Ruínas escavadas das Mesas do Castelinho, o cenário da lenda do Homem-Lagarto

A casa encantada

A lenda, tal como se conta

Conta-se que, no Monte Novo do Castelinho, uma mulher idosa foi um dia convidada a entrar numa casa encantada. Lá dentro esperavam-na riquezas como nunca tinha visto.

A casa tinha um guardião: uma criatura metade homem, metade lagarto. E o convite tinha uma única condição: dentro daquela casa, a mulher nunca poderia invocar o nome de Deus.

Perante tanto espanto, a mulher fez o que o costume lhe pedia: o sinal da cruz. Nesse instante, tudo desapareceu. A casa, os tesouros e o próprio Homem-Lagarto sumiram-se, como se nunca tivessem existido.

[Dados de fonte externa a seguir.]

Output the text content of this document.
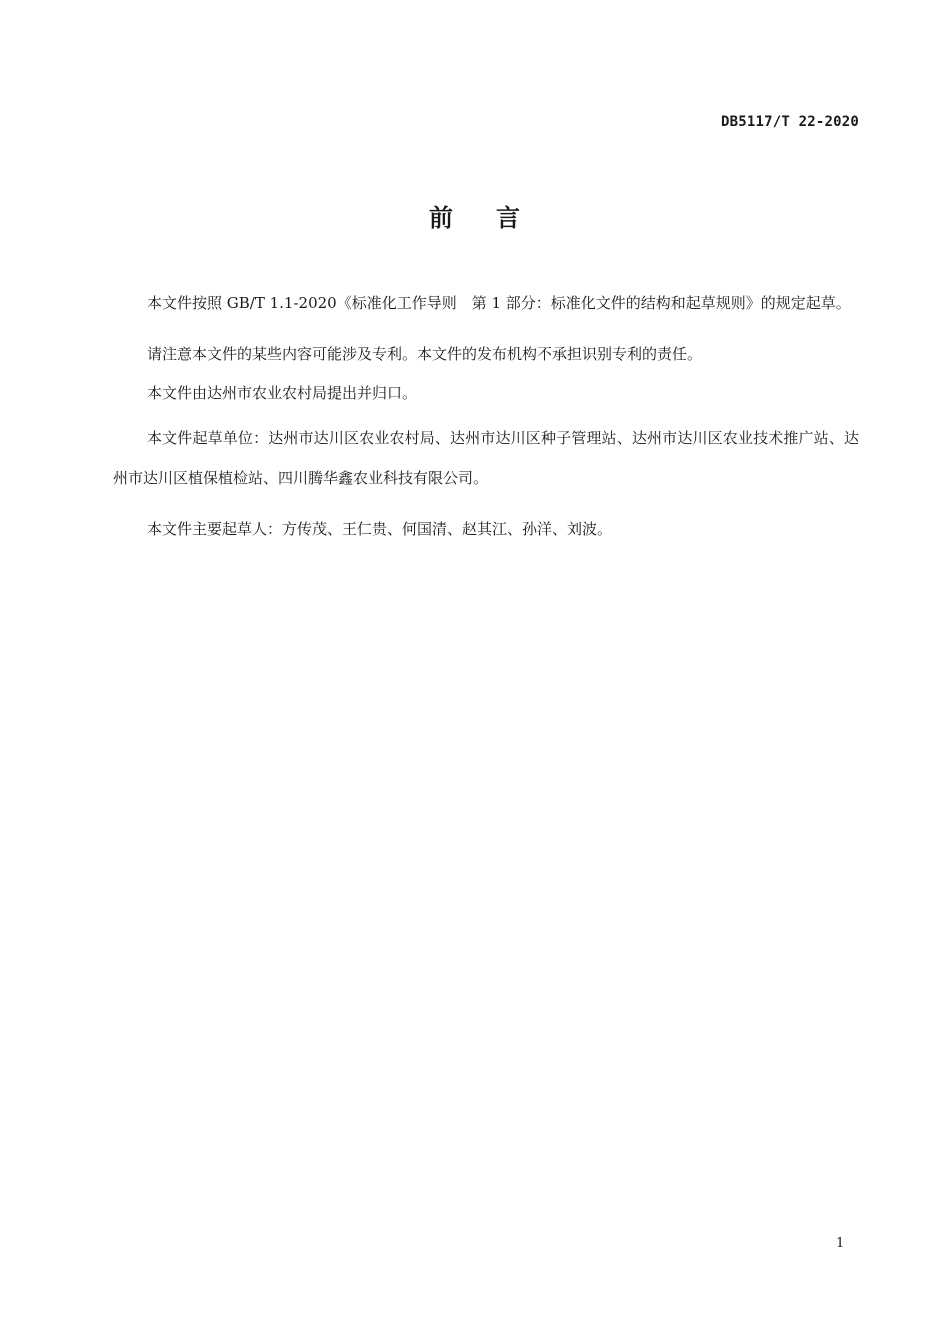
DB5117/T 22-2020
前 言

本文件按照 GB/T 1.1-2020《标准化工作导则　第 1 部分：标准化文件的结构和起草规则》的规定起草。

请注意本文件的某些内容可能涉及专利。本文件的发布机构不承担识别专利的责任。

本文件由达州市农业农村局提出并归口。

本文件起草单位：达州市达川区农业农村局、达州市达川区种子管理站、达州市达川区农业技术推广站、达州市达川区植保植检站、四川腾华鑫农业科技有限公司。

本文件主要起草人：方传茂、王仁贵、何国清、赵其江、孙洋、刘波。

1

Diz a tradição que o Homem-Lagarto ainda hoje ali está, a guardar o sítio e as suas riquezas, escondido de toda a gente. Até dos arqueólogos.

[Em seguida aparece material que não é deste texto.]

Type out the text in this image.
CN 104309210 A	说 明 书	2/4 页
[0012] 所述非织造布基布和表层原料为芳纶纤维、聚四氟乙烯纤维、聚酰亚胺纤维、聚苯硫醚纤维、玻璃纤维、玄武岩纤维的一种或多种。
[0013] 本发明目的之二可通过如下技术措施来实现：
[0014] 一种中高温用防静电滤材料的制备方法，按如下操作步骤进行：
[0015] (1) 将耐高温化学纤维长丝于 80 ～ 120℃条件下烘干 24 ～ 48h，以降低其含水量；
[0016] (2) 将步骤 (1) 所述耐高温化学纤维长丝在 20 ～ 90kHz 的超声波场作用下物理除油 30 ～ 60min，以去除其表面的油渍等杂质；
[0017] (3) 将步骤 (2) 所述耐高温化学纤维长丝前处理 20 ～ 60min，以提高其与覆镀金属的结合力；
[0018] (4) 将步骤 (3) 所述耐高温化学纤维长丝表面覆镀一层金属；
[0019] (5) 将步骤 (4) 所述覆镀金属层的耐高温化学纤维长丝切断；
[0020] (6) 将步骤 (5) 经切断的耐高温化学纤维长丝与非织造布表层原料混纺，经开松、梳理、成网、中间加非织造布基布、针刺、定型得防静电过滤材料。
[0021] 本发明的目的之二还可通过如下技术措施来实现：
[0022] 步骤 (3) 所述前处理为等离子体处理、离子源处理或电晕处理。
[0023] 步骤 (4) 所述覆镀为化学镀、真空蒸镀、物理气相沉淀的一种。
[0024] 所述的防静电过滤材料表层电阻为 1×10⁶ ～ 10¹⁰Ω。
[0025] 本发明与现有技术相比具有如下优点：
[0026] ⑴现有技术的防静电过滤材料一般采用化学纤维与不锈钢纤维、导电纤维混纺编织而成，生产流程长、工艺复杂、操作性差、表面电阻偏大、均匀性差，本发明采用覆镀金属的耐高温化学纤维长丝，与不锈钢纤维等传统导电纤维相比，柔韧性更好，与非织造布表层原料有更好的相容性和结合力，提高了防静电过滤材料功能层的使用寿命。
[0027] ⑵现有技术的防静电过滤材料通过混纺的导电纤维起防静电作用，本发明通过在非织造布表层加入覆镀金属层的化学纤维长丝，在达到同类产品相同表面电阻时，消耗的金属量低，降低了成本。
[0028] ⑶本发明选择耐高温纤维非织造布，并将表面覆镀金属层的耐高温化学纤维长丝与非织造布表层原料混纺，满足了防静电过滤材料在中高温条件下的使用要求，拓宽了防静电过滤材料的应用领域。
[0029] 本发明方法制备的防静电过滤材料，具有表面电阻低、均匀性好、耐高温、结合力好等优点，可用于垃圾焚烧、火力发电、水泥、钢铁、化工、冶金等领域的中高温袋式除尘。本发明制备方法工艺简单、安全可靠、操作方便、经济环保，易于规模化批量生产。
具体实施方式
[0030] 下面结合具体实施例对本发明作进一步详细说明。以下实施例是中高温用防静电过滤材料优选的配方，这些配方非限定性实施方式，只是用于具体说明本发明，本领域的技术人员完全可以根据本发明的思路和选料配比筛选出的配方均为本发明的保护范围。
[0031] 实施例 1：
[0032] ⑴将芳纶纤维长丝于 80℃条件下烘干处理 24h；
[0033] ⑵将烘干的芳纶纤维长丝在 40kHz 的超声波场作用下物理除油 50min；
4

Quando a lenda fez história

O tesouro, a destruição de 1986 e a ciência

A lenda seria apenas uma bonita história de serão se não tivesse tido consequências bem reais.

Nos finais de 1986, parte dos vestígios arqueológicos das Mesas do Castelinho foi destruída com maquinaria pesada, sobretudo na plataforma superior e na encosta nascente. Segundo o Município de Almodôvar, os responsáveis eram caçadores de tesouros: procuravam as riquezas do Homem-Lagarto.

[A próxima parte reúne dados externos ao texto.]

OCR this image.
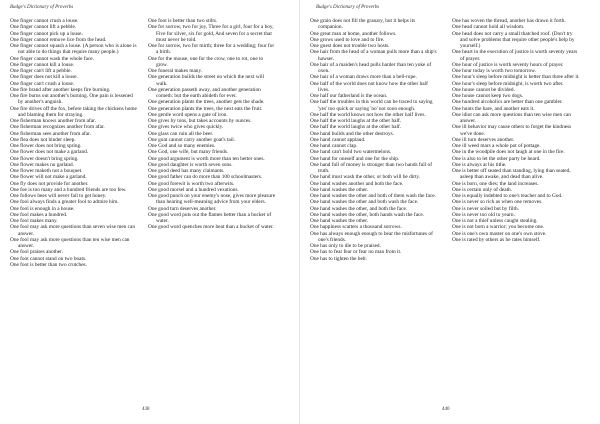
Budge's Dictionary of Proverbs

One finger cannot crush a louse.

One finger cannot lift a pebble.

One finger cannot pick up a louse.

One finger cannot remove lice from the head.

One finger cannot squash a louse. (A person who is alone is not able to do things that require many people.)

One finger cannot wash the whole face.

One finger cannot kill a louse.

One finger can't lift a pebble.

One finger does not kill a louse.

One finger can't crush a louse.

One fire brand after another keeps fire burning.

One fire burns out another's burning. One pain is lessened by another's anguish.

One fire drives off the fox, before taking the chickens home and blaming them for straying.

One fisherman knows another from afar.

One fisherman recognizes another from afar.

One fisherman sees another from afar.

One flea does not hinder sleep.

One flower does not bring spring.

One flower does not make a garland.

One flower doesn't bring spring.

One flower makes no garland.

One flower maketh not a bouquet.

One flower will not make a garland.

One fly does not provide for another.

One foe is too many and a hundred friends are too few.

One follows bees will never fail to get honey.

One fool always finds a greater fool to admire him.

One fool is enough in a house.

One fool makes a hundred.

One fool makes many.

One fool may ask more questions than seven wise men can answer.

One fool may ask more questions than ten wise men can answer.

One fool praises another.

One foot cannot stand on two boats.

One foot is better than two crutches.

One foot is better than two stilts.

One for sorrow, two for joy, Three for a girl, four for a boy, Five for silver, six for gold, And seven for a secret that must never be told.

One for sorrow, two for mirth; three for a wedding; four for a birth.

One for the mouse, one for the crow, one to rot, one to grow.

One funeral makes many.

One generation builds the street on which the next will walk.

One generation passeth away, and another generation cometh: but the earth abideth for ever.

One generation plants the trees, another gets the shade.

One generation plants the trees, the next eats the fruit.

One gentle word opens a gate of iron.

One gives by tons, but takes accounts by ounces.

One gives twice who gives quickly.

One glass can ruin all the beer.

One goat cannot carry another goat's tail.

One God and so many enemies.

One God, one wife, but many friends.

One good argument is worth more than ten better ones.

One good daughter is worth seven sons.

One good deed has many claimants.

One good father can do more than 100 schoolmasters.

One good forewit is worth two afterwits.

One good morsel and a hundred vexations.

One good punch on your enemy's nose, gives more pleasure than hearing well-meaning advice from your elders.

One good turn deserves another.

One good word puts out the flames better than a bucket of water.

One good word quenches more heat than a bucket of water.

438
Budge's Dictionary of Proverbs

One grain does not fill the granary, but it helps its companion.

One great man at home, another follows.

One grows used to love and to fire.

One guest does not trouble two hosts.

One hair from the head of a woman pulls more than a ship's hawser.

One hair of a maiden's head pulls harder than ten yoke of oxen.

One hair of a woman draws more than a bell-rope.

One half of the world does not know how the other half lives.

One half our fatherland is the ocean.

One half the troubles in this world can be traced to saying 'yes' too quick or saying 'no' not soon enough.

One half the world knows not how the other half lives.

One half the world laughs at the other half.

One half the world laughs at the other half.

One hand builds and the other destroys.

One hand cannot applaud.

One hand cannot clap.

One hand can't hold two watermelons.

One hand for oneself and one for the ship.

One hand full of money is stronger than two hands full of truth.

One hand must wash the other, or both will be dirty.

One hand washes another and both the face.

One hand washes the other.

One hand washes the other and both of them wash the face.

One hand washes the other and both wash the face.

One hand washes the other, and both the face.

One hand washes the other, both hands wash the face.

One hand washes the other.

One happiness scatters a thousand sorrows.

One has always enough enough to bear the misfortunes of one's friends.

One has only to die to be praised.

One has to fear fear or fear no man from it.

One has to tighten the belt.

One has woven the thread, another has drawn it forth.

One head cannot hold all wisdom.

One head does not carry a small thatched roof. (Don't try and solve problems that require other people's help by yourself.)

One heart in the execution of justice is worth seventy years of prayer.

One hour of justice is worth seventy hours of prayer.

One hour today is worth two tomorrow.

One hour's sleep before midnight is better than three after it.

One hour's sleep before midnight, is worth two after.

One house cannot be divided.

One house cannot keep two dogs.

One hundred alcoholics are better than one gambler.

One hunts the hare, and another eats it.

One idiot can ask more questions than ten wise men can answer.

One ill behavior may cause others to forget the kindness we've done.

One ill turn deserves another.

One ill weed mars a whole pot of pottage.

One in the woodpile does not laugh at one in the fire.

One is also to let the other party be heard.

One is always at his tithe.

One is better off seated than standing, lying than seated, asleep than awake, and dead than alive.

One is born, one dies; the land increases.

One is certain only of death.

One is equally indebted to one's teacher and to God.

One is never so rich as when one removes.

One is never soiled but by filth.

One is never too old to yearn.

One is not a thief unless caught stealing.

One is not born a warrior; you become one.

One is one's own master on one's own stove.

One is rated by others as he rates himself.

440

O tesouro não apareceu. Mas a destruição alertou as autoridades e desencadeou escavações de emergência, seguidas, a partir de 1989, de campanhas científicas sistemáticas da Universidade de Lisboa que continuam até hoje. Sem querer, a lenda lançou a carreira científica de um dos sítios arqueológicos mais importantes do sul de Portugal.

E afinal o tesouro existia: são as ruínas, a estela com Escrita do Sudoeste e tudo o que ainda está por escavar. O Homem-Lagarto, esse, continua por encontrar.

Versão da lenda registada pelo Município de Almodôvar (cm-almodovar.pt).